Diversification Opportunities for Rocky Brands and AES Corp
0.67 | Correlation Coefficient |
Poor diversification
The 3 months correlation between Rocky and AES is 0.67. Overlapping area represents the amount of risk that can be diversified away by holding Rocky Brands and AES Corp Unit in the same portfolio, assuming nothing else is changed. The correlation between historical prices or returns on AES Corp Unit and Rocky Brands is a relative statistical measure of the degree to which these equity instruments tend to move together. The correlation coefficient measures the extent to which returns on Rocky Brands are associated (or correlated) with AES Corp. Values of the correlation coefficient range from -1 to +1, where. The correlation of zero (0) is possible when the price movement of AES Corp Unit has no effect on the direction of Rocky Brands i.e., Rocky Brands and AES Corp go up and down completely randomly.
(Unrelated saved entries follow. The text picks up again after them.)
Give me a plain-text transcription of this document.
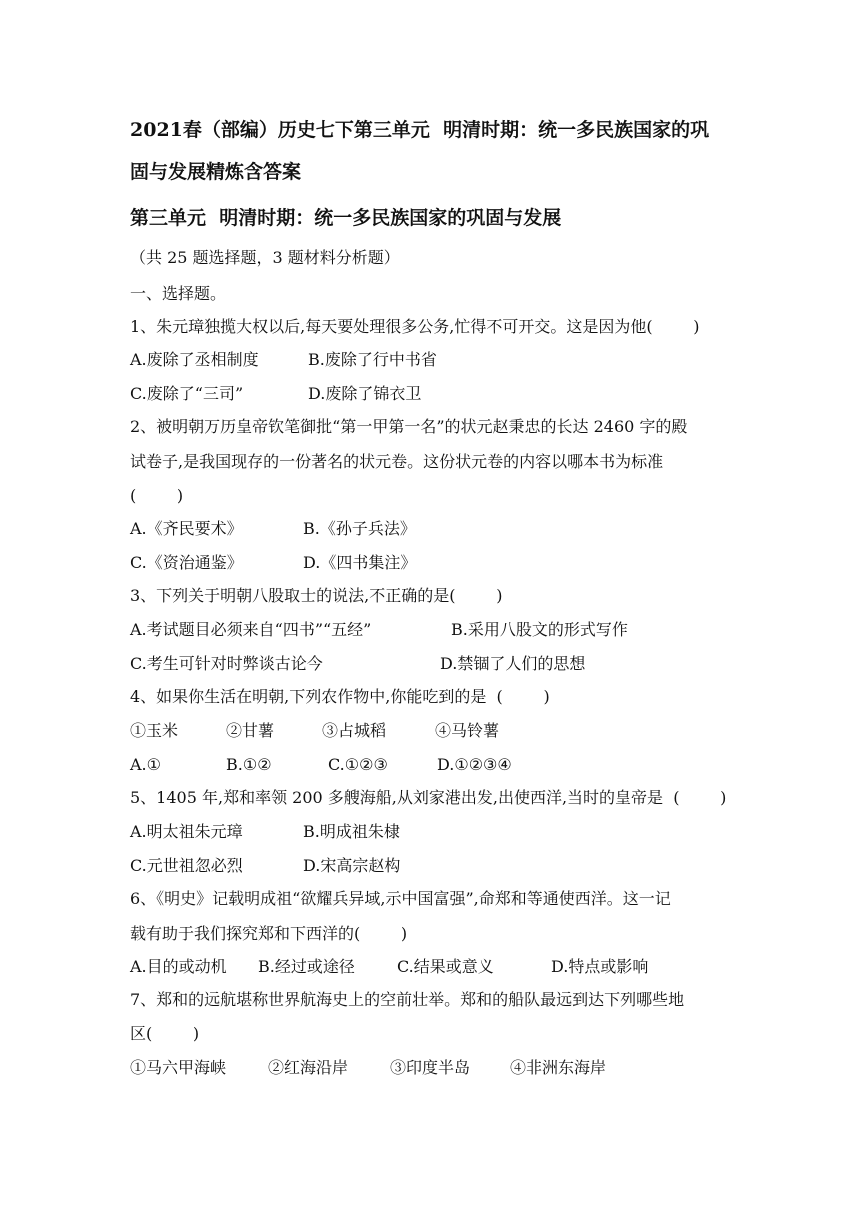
2021春（部编）历史七下第三单元  明清时期：统一多民族国家的巩
固与发展精炼含答案
第三单元  明清时期：统一多民族国家的巩固与发展
（共 25 题选择题，3 题材料分析题）
一、选择题。
1、朱元璋独揽大权以后,每天要处理很多公务,忙得不可开交。这是因为他(        )
A.废除了丞相制度	B.废除了行中书省
C.废除了“三司”	D.废除了锦衣卫
2、被明朝万历皇帝钦笔御批“第一甲第一名”的状元赵秉忠的长达 2460 字的殿
试卷子,是我国现存的一份著名的状元卷。这份状元卷的内容以哪本书为标准
(        )
A.《齐民要术》	B.《孙子兵法》
C.《资治通鉴》	D.《四书集注》
3、下列关于明朝八股取士的说法,不正确的是(        )
A.考试题目必须来自“四书”“五经”	B.采用八股文的形式写作
C.考生可针对时弊谈古论今	D.禁锢了人们的思想
4、如果你生活在明朝,下列农作物中,你能吃到的是  (        )
①玉米	②甘薯	③占城稻	④马铃薯
A.①	B.①②	C.①②③	D.①②③④
5、1405 年,郑和率领 200 多艘海船,从刘家港出发,出使西洋,当时的皇帝是  (        )
A.明太祖朱元璋	B.明成祖朱棣
C.元世祖忽必烈	D.宋高宗赵构
6、《明史》记载明成祖“欲耀兵异域,示中国富强”,命郑和等通使西洋。这一记
载有助于我们探究郑和下西洋的(        )
A.目的或动机 B.经过或途径	C.结果或意义	D.特点或影响
7、郑和的远航堪称世界航海史上的空前壮举。郑和的船队最远到达下列哪些地
区(        )
①马六甲海峡	②红海沿岸	③印度半岛 ④非洲东海岸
Pair Corralation between Rocky Brands and AES Corp
Given the investment horizon of 90 days Rocky Brands is expected to generate 3.18 times more return on investment than AES Corp. However, Rocky Brands is 3.18 times more volatile than AES Corp Unit. It trades about 0.01 of its potential returns per unit of risk. AES Corp Unit is currently generating about -0.04 per unit of risk. If you would invest 3,000 in Rocky Brands on October 25, 2024 and sell it today you would lose (506.00) from holding Rocky Brands or give up 16.87% of portfolio value over 90 days.
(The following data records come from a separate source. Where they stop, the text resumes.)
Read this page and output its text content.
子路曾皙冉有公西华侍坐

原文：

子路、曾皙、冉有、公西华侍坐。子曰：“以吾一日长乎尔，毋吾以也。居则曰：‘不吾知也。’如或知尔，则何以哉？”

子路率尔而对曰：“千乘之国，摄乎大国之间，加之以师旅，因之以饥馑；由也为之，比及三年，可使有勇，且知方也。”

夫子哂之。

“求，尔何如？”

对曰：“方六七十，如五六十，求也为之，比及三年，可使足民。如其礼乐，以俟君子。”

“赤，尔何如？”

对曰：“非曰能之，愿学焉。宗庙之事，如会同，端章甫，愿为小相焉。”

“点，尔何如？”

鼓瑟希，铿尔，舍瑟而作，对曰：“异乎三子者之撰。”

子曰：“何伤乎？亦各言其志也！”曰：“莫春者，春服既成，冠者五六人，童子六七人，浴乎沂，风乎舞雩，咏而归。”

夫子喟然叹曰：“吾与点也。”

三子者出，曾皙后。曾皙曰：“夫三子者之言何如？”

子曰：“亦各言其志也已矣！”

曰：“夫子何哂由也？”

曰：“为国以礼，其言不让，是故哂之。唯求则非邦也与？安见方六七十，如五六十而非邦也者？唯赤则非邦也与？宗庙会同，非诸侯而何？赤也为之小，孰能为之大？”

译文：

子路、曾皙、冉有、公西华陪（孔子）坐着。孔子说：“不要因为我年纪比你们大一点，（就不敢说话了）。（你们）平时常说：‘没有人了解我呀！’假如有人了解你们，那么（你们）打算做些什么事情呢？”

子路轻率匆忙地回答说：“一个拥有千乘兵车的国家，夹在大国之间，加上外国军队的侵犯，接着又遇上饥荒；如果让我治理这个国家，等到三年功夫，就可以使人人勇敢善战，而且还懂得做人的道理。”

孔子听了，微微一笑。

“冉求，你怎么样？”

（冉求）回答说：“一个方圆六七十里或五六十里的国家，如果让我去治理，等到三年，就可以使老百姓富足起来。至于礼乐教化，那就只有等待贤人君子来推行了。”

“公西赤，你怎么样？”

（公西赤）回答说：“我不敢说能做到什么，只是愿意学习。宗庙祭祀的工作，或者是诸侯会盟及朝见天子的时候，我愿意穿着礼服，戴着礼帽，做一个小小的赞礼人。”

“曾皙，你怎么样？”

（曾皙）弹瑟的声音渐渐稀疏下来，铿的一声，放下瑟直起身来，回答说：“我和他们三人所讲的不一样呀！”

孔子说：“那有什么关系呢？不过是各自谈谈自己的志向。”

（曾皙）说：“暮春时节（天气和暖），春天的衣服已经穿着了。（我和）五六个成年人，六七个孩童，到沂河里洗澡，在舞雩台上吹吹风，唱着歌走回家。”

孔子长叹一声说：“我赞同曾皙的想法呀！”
Time Period | 3 Months [change] |
Direction | Moves Together |
Strength | Significant |
Accuracy | 23.94% |
Values | Daily Returns |
Rocky Brands vs. AES Corp Unit
Performance |
Timeline |
Rocky Brands |
AES Corp Unit |
Risk-Adjusted Performance
0 of 100
Weak | Strong |
Very Weak
Rocky Brands and AES Corp Volatility Contrast
Predicted Return Density |
Returns |
Pair Trading with Rocky Brands and AES Corp
The main advantage of trading using opposite Rocky Brands and AES Corp positions is that it hedges away some unsystematic risk. Because of two separate transactions, even if Rocky Brands position performs unexpectedly, AES Corp can make up some of the losses. Pair trading also minimizes risk from directional movements in the market. For example, if an entire industry or sector drops because of unexpected headlines, the short position in AES Corp will offset losses from the drop in AES Corp's long position.Rocky Brands vs. Vera Bradley | Rocky Brands vs. Steven Madden | Rocky Brands vs. Wolverine World Wide | Rocky Brands vs. Caleres |
AES Corp vs. Vulcan Materials | AES Corp vs. Harmony Gold Mining | AES Corp vs. Hunter Creek Mining | AES Corp vs. Summit Materials |
Check out your portfolio center.Note that this page's information should be used as a complementary analysis to find the right mix of equity instruments to add to your existing portfolios or create a brand new portfolio. You can also try the Piotroski F Score module to get Piotroski F Score based on the binary analysis strategy of nine different fundamentals.